En m’incrustant dans leur discussion, après les avoir salués, je me suis rendu compte au fur et à mesure que le film les avait blessés et humiliés. Un gars du groupe lance à haute voix : «Ce n’est pas le Maroc qu’on salit, c’est l’Islam, encore une fois ». Un autre  va même jusqu’à dire « je suis sur qu’il y a un juif derrière tout ça… » Stimulant ma curiosité, j’ai décidé d’aller le voir dimanche à la séance de 20 heures.
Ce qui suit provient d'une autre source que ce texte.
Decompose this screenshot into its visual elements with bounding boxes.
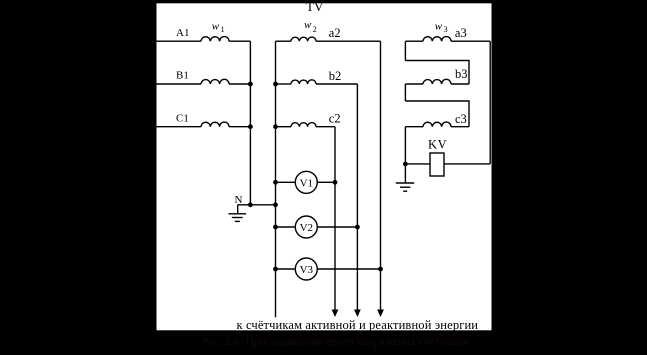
- svg-text:V3: V3: [300, 264, 314, 276]
- winding coil w1 phase A: [201, 37, 229, 42]
- winding coil w2 phase a2: [291, 37, 316, 41]
- voltmeter V2: [295, 216, 317, 238]
- wire b2 row left: [276, 83, 292, 85]
- wire c3 row left: [405, 126, 423, 128]
- winding coil phase C: [201, 122, 229, 127]
- wire c2 drop: [334, 127, 336, 310]
- svg-text:a3: a3: [455, 26, 467, 40]
- wire phase B1 lead: [156, 83, 201, 85]
- wire a3 left drop: [404, 41, 406, 60]
- wire link b3-c3: [405, 101, 469, 127]
- junction dot bus B1: [248, 82, 253, 87]
- wire b3 row left: [405, 83, 423, 85]
- winding coil phase b2: [291, 80, 316, 84]
- wire c2 coil to corner: [316, 126, 335, 128]
- wire voltmeter V1 leads: [276, 181, 336, 183]
- wire relay to right bus: [444, 163, 490, 165]
- wire b3 coil to link: [451, 83, 469, 85]
- wire A1 coil to bus: [229, 40, 250, 42]
- wire b2 coil to corner: [316, 83, 357, 85]
- wire phase A1 lead: [156, 40, 201, 42]
- wire a3 coil to right bus: [451, 40, 490, 42]
- ground neutral: [228, 214, 246, 222]
- winding coil w3 phase a3: [423, 37, 451, 42]
- svg-text:V1: V1: [300, 177, 313, 189]
- winding coil phase b3: [423, 79, 451, 84]
- svg-text:w: w: [212, 20, 220, 32]
- wire a2 row left: [276, 40, 292, 42]
- junction dot secondary bus V2: [273, 225, 278, 230]
- svg-text:2: 2: [313, 25, 317, 34]
- voltmeter V3: [295, 258, 317, 280]
- wire voltmeter V3 leads: [276, 268, 381, 270]
- relay KV: [430, 153, 444, 176]
- wire right bus: [489, 41, 491, 164]
- svg-text:b2: b2: [329, 69, 342, 83]
- junction dot V3 to a2 drop: [378, 267, 383, 272]
- svg-text:V2: V2: [300, 222, 313, 234]
- paper background: [157, 3, 492, 330]
- ground relay: [396, 183, 414, 191]
- junction dot secondary bus V1: [273, 180, 278, 185]
- junction dot V2 to b2 drop: [355, 225, 360, 230]
- winding coil phase B: [201, 79, 229, 84]
- junction dot secondary bus N: [273, 202, 278, 207]
- wire link a3-b3: [405, 61, 469, 85]
- junction dot secondary bus V3: [273, 267, 278, 272]
- voltmeter V1: [295, 171, 317, 193]
- arrowhead c2: [332, 310, 339, 318]
- arrowhead b2: [354, 310, 361, 318]
- wire relay ground stub: [404, 164, 406, 183]
- junction dot bus C1: [248, 124, 253, 129]
- svg-text:A1: A1: [176, 27, 189, 39]
- junction dot V1 to c2 drop: [333, 180, 338, 185]
- svg-text:1: 1: [221, 25, 225, 34]
- winding coil phase c3: [423, 122, 451, 127]
- svg-text:a2: a2: [329, 26, 341, 40]
- svg-text:w: w: [435, 20, 443, 32]
- svg-text:c2: c2: [329, 111, 341, 125]
- wire a3 row: [405, 40, 423, 42]
- wire voltmeter V2 leads: [276, 226, 358, 228]
- svg-text:b3: b3: [455, 67, 468, 81]
- svg-text:w: w: [304, 19, 312, 31]
- svg-text:C1: C1: [176, 112, 189, 124]
- junction dot secondary bus c2: [273, 124, 278, 129]
- wire secondary bus: [275, 41, 277, 317]
- wire a2 drop: [380, 41, 382, 310]
- wire C1 coil to bus: [229, 126, 250, 128]
- svg-text:c3: c3: [455, 112, 467, 126]
- svg-text:к счётчикам активной и реактив: к счётчикам активной и реактивной энерги…: [237, 318, 479, 332]
- junction dot bus N: [248, 202, 253, 207]
- wire c3 left drop to relay row: [404, 127, 406, 164]
- svg-text:Рис. 2.6. Присоединение цепей: Рис. 2.6. Присоединение цепей напряжения…: [202, 336, 468, 348]
- winding coil phase c2: [291, 123, 316, 127]
- svg-text:3: 3: [444, 25, 448, 34]
- wire neutral ground stub: [237, 205, 239, 214]
- junction dot relay ground: [403, 162, 408, 167]
- svg-text:KV: KV: [428, 138, 447, 152]
- wire c2 row left: [276, 126, 292, 128]
- wire B1 coil to bus: [229, 83, 250, 85]
- svg-text:N: N: [235, 194, 243, 206]
- wire b2 drop: [356, 84, 358, 310]
- wire primary star bus: [249, 41, 251, 205]
- wire a2 coil to corner: [316, 40, 381, 42]
- svg-text:B1: B1: [176, 70, 189, 82]
- wire relay row left: [405, 163, 430, 165]
- wire b3 left drop: [404, 84, 406, 101]
- wire neutral N link: [238, 204, 276, 206]
- wire phase C1 lead: [156, 126, 201, 128]
- junction dot secondary bus b2: [273, 82, 278, 87]
- top border strip: [0, 0, 647, 3]
- arrowhead a2: [377, 310, 384, 318]
- wire c3 coil to link: [451, 126, 469, 128]
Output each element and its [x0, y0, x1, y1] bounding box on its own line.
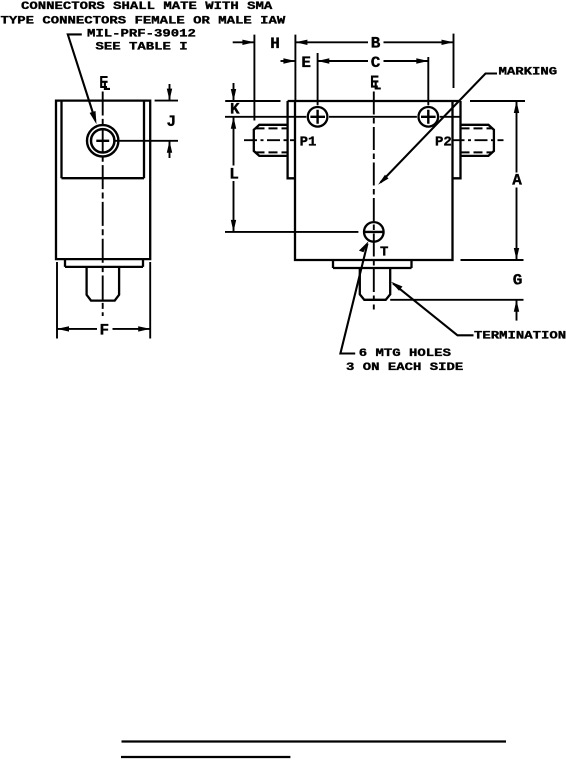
side view centerline symbol [101, 77, 110, 89]
dimension J top extension line [155, 100, 178, 102]
extension line for H left (connector face) [253, 35, 255, 121]
side view bottom step [65, 259, 143, 267]
svg-text:H: H [270, 35, 280, 53]
extension line body left edge [294, 35, 296, 101]
svg-text:J: J [167, 113, 177, 131]
signature rule long [122, 740, 507, 742]
dimension L line [233, 133, 235, 232]
svg-text:L: L [229, 165, 239, 183]
svg-text:K: K [230, 101, 240, 119]
dimension K arrows [233, 83, 235, 133]
side view termination stud [87, 267, 120, 301]
dimension F extension lines [57, 262, 150, 339]
dimension A line [516, 101, 518, 260]
note text: connector mating note [1, 0, 286, 53]
svg-text:P1: P1 [300, 134, 317, 150]
6 mtg holes leader [340, 244, 367, 354]
svg-text:T: T [380, 244, 388, 260]
side view front-plate inner edges [62, 101, 145, 179]
dimension A top extension [470, 100, 525, 102]
hole centerline through both holes / K extension [225, 116, 461, 118]
svg-text:MARKING: MARKING [499, 66, 558, 78]
marking leader [381, 74, 498, 183]
svg-text:TYPE CONNECTORS FEMALE OR MALE: TYPE CONNECTORS FEMALE OR MALE IAW [1, 15, 286, 27]
svg-text:G: G [513, 271, 523, 289]
mounting hole bottom (T) [364, 222, 384, 242]
dimension A bottom extension [461, 259, 524, 261]
mounting hole top-left [308, 107, 328, 127]
svg-text:E: E [301, 54, 311, 72]
svg-text:P2: P2 [435, 134, 452, 150]
dimension C line [317, 60, 428, 62]
svg-text:TERMINATION: TERMINATION [474, 330, 566, 342]
svg-text:C: C [371, 54, 381, 72]
extension line body right edge (B) [453, 34, 455, 88]
side view connector crosshair / J extension line [96, 140, 109, 142]
front view right flange [453, 101, 461, 178]
dimension F line with arrows [57, 328, 150, 330]
dimension H arrow [233, 41, 255, 43]
termination leader [393, 283, 474, 335]
front view top edge across flanges [288, 100, 461, 102]
svg-text:A: A [512, 172, 522, 190]
front view termination stud [360, 268, 390, 300]
svg-text:3 ON EACH SIDE: 3 ON EACH SIDE [346, 361, 464, 373]
side view vertical centerline [102, 92, 104, 317]
svg-text:B: B [371, 35, 381, 53]
dimension B line [295, 41, 453, 43]
side view SMA connector outer circle [87, 125, 118, 156]
svg-text:6 MTG HOLES: 6 MTG HOLES [359, 347, 452, 359]
front view bottom step [333, 260, 412, 268]
leader from note to side-view connector [68, 34, 95, 120]
signature rule short [121, 756, 290, 758]
mounting hole top-right [419, 107, 439, 127]
svg-text:MIL-PRF-39012: MIL-PRF-39012 [87, 28, 196, 40]
front view left flange [288, 101, 295, 178]
side view SMA connector inner circle [91, 129, 114, 152]
side view body outline [56, 101, 150, 260]
dimension E arrow [281, 60, 296, 62]
dimension K top extension [225, 100, 280, 102]
port P1 connector [254, 125, 288, 156]
front view body outline [295, 101, 453, 260]
svg-text:SEE TABLE I: SEE TABLE I [96, 41, 188, 53]
L bottom extension line [225, 231, 358, 233]
svg-text:F: F [100, 322, 110, 340]
hole vertical bars / E C extension lines [318, 53, 429, 105]
dimension G lower arrow [516, 300, 518, 321]
front view vertical centerline [373, 92, 375, 310]
G bottom extension line [390, 299, 523, 301]
front view centerline symbol [372, 77, 381, 89]
svg-text:CONNECTORS SHALL MATE WITH SMA: CONNECTORS SHALL MATE WITH SMA [21, 0, 273, 12]
dimension J arrows [169, 84, 171, 158]
port P2 connector [461, 125, 494, 156]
Dans la salle, les jeunes étaient  majoritaires et de toutes origines, les filles étaient les plus nombreuses. Au bout de 5 minutes l’actrice principale, Rita (une jeune musulmane) a un coup de foudre pour Youri (un jeune juif), tous les deux sont Marocains. Des insultes de tous genres fusent dans la salle, des popcorns sont projetés, certains jettent même leur boisson à moitié pleine en direction de l’écran. Trente minutes plus tard, une autre scène fait fuir un quart de la salle : Rita, vêtue d’un short et d’un débardeur, entre dans la salle où son frère fait sa prière, elle le provoque et le déconcentre en lui demandant où se trouve son jean. Son frère reste concentré et là elle lui lance : « Tu es zin-zin ? Tu t’es cru en Algérie, tu veux devenir barbu? »

Une certaine tension régnait, la séance était de plus en plus  perturbée, un garçon se trouvant à côté de moi lance une vanne : « Celle-là, elle va se retrouver en enfer, dans le même étage que Clara Morgan (célèbre actrice de X)». Malgré la tension, des éclats de rire font leur apparition lorsque certains personnages prennent l’accent du «bled». En sortant de la salle, des gens se plaignaient du fait que la séance de 22h10 était annulée. Je me suis renseigné auprès d’une hôtesse à propos de cette annulation, elle m’a répondu que depuis la sortie du film, pratiquement toutes les séances sont perturbées, notamment celles de 22h.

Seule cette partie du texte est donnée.